BECAUSE YOU’VE READ THIS FAR...
Watch the only female presidential candidate in Russia chuck some water over a rival politician. Funnily enough, Vladimir Putin didn’t even bother turning up.
4. TAKING THE RISE
MPs are facing a PR nightmare after IPSA decided to award them a 1.8% pay rise, well above the 1% pay cap that still applies to millions of public sector workers. The hike means they will get an extra £1,300 a year as their salary goes up to £77,379 from April 1. Since austerity began in 2010, MPs have seen their pay go up by 17.7%.

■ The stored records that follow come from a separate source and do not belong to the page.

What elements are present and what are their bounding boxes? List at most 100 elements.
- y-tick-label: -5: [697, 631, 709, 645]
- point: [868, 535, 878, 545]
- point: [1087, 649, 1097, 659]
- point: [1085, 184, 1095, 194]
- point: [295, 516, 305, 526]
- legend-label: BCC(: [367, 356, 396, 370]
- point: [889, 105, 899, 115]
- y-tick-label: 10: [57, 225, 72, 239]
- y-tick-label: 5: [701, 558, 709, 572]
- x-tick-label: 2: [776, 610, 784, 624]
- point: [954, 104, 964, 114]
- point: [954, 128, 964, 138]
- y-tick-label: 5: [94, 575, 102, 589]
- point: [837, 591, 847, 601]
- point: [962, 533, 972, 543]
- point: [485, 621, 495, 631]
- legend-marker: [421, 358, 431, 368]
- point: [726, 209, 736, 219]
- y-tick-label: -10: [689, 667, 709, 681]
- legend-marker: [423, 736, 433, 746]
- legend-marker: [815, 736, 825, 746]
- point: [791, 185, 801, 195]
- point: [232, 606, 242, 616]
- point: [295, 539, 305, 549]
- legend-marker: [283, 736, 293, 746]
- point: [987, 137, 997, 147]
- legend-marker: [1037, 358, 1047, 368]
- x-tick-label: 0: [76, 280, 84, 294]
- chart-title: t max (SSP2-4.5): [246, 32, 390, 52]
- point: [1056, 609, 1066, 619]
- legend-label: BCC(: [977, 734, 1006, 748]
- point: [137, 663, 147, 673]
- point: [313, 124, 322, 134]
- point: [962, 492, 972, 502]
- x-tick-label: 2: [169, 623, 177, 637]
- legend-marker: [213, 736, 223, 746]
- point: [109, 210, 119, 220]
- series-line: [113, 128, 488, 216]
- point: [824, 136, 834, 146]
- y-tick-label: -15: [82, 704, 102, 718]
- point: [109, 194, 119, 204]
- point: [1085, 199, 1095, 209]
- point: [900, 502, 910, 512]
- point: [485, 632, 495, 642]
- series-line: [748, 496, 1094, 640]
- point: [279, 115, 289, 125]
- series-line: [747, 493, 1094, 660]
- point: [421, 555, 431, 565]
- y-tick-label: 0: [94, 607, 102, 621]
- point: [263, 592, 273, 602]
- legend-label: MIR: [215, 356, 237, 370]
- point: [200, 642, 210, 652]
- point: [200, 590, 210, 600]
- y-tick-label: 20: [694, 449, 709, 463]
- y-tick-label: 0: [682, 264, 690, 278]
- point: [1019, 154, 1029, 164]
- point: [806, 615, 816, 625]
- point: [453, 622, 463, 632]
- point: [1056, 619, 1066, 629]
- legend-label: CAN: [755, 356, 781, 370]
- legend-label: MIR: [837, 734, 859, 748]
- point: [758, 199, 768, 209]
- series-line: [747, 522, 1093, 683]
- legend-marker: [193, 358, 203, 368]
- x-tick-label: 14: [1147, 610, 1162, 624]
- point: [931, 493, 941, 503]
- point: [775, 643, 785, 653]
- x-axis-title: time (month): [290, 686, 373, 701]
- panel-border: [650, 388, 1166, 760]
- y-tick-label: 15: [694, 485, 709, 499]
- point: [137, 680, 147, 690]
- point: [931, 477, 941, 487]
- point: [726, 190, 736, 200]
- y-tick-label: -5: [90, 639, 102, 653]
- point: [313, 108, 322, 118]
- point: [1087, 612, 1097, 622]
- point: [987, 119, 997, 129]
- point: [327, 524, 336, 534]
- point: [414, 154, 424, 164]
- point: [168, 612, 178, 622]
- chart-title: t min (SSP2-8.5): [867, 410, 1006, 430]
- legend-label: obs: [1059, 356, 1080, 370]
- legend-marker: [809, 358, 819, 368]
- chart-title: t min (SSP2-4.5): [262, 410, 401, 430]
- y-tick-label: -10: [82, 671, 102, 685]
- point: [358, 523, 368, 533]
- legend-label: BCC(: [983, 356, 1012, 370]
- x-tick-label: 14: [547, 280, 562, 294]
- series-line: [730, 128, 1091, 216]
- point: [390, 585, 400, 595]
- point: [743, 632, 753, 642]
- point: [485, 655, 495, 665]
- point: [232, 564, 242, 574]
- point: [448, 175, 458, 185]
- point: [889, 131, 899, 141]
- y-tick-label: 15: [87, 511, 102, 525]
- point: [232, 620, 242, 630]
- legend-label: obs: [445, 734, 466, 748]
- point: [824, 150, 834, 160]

MPs don’t get a say in the independent body’s decisions and have to take it. They can of course then decide to donate the rise to charity or other causes. When asked what the PM would be doing with her increase yesterday, No.10 was unsure. But for Philip Hammond, it’s a reminder that his ‘no frills’ Spring Statement comes amid fresh pressure to actually do something on public sector pay.
5. MEN OF STEEL
Theresa May’s mission to influence Donald Trump shows no sign of working when it comes to his innate protectionism. The President sparked fresh fears of a trade war yesterday when he announced steel imports would face a 25% tariff and aluminium 10%. “When our country can’t make aluminium and steel... you almost don’t have much of a country,” he said at a White House event. He’s got a point about Chinese steel dumping but the EU, Canada, Mexico, Brazil and China all threatened retaliatory steps as they feared big job losses.
Trump likes presenting himself as a strongman leader, but it was in the home of the original Man of Steel that we saw perhaps the most worrying development of yesterday. Showing a Stalin-like love of military hardware, Vladimir Putin surprised a rally yesterday with video of plans for brand new “invincible” nuclear weapons that could dodge Western defences. With Trump promising his own new spending and President Xi threatening to extend his term in office, the Cold War arms race may be back, but with an Eastern twist. And it all merits almost a footnote on the news.